Anyway, those who've lived in China (eg me, 2 years near Shanghai) know that majority-rules elections are not the definition of democracy. The CCP use majority-rules elections. That doesn't make China democratic.

The real differences between democracy and autocracy are more subtle. They're found in things like freedom of expression and association for citizens. Media freedoms for publishers and telecoms services. Due process under the law, which applies even to people in the highest levels of governance. A permeable border, so people can vote with their feet, rather than being effectively prisoners of the state.

A society could lack officials elected by majority vote, but if it had all those, it would be democratic.

I'm not sure I agree. In Aotearoa, a tiny country where government is fully integrated across the whole country, balancing representation according to the popular vote makes sense. But when electing a head of state in a federal system, where state governance is functionally independent in many ways? Does proportional representation makes sense in such an election?

My 2 cents for pro-democracy campaigners in the US is look into Single Transferable Vote systems. For elections at all levels of government, but particularly for Congress and the Presidency. Breaking the centre-right/ hard-right duopoly over electoral politics seems much more urgent than making sure whichever right-wing candidate wins the popular vote gets the President chair.

Bastiat sat in the left side of the French assembly, with the Jacobins. Against the aristocrats and would-be plutocrats on the right. Which side are you on?

"The government is the number 1 CAUSE of monopolies.
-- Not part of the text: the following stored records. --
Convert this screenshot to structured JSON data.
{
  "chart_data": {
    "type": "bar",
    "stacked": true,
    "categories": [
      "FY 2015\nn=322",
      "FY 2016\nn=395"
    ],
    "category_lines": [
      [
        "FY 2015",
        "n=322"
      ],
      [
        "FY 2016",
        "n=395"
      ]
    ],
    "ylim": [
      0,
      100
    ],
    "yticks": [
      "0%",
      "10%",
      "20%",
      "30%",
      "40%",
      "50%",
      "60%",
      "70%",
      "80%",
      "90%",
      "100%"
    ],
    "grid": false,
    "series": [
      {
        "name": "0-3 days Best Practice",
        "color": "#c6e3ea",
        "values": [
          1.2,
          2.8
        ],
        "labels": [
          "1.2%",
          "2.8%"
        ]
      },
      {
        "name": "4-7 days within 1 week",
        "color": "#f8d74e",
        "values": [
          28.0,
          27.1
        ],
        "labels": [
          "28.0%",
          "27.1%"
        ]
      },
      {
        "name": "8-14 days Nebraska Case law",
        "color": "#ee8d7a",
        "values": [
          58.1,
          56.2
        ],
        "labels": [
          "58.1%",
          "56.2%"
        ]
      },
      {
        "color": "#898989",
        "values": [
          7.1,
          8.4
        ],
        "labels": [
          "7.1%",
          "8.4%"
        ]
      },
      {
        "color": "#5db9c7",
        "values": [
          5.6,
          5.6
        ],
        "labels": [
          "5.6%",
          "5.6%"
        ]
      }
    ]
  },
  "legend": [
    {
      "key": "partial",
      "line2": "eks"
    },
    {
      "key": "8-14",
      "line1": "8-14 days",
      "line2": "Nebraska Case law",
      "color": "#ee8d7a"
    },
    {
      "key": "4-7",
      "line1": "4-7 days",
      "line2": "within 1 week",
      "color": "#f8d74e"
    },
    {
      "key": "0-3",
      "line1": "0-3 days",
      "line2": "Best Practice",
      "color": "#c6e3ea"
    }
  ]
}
It does not prevent them."

As I said, it can do both. All that trying to make the state "minimal" for the last 4 decades has done is strengthen certain monopolies (eg "IP", "anti-circumvention" to enforce DRM). While undermining its capacity to prevent monopolies (using policy tools like net neutrality and antitrust).

Fortunately the needle is swinging the other way. Useful Idiots who complain about this, and defend the interests of the monopolists, will benefit along with the rest of us.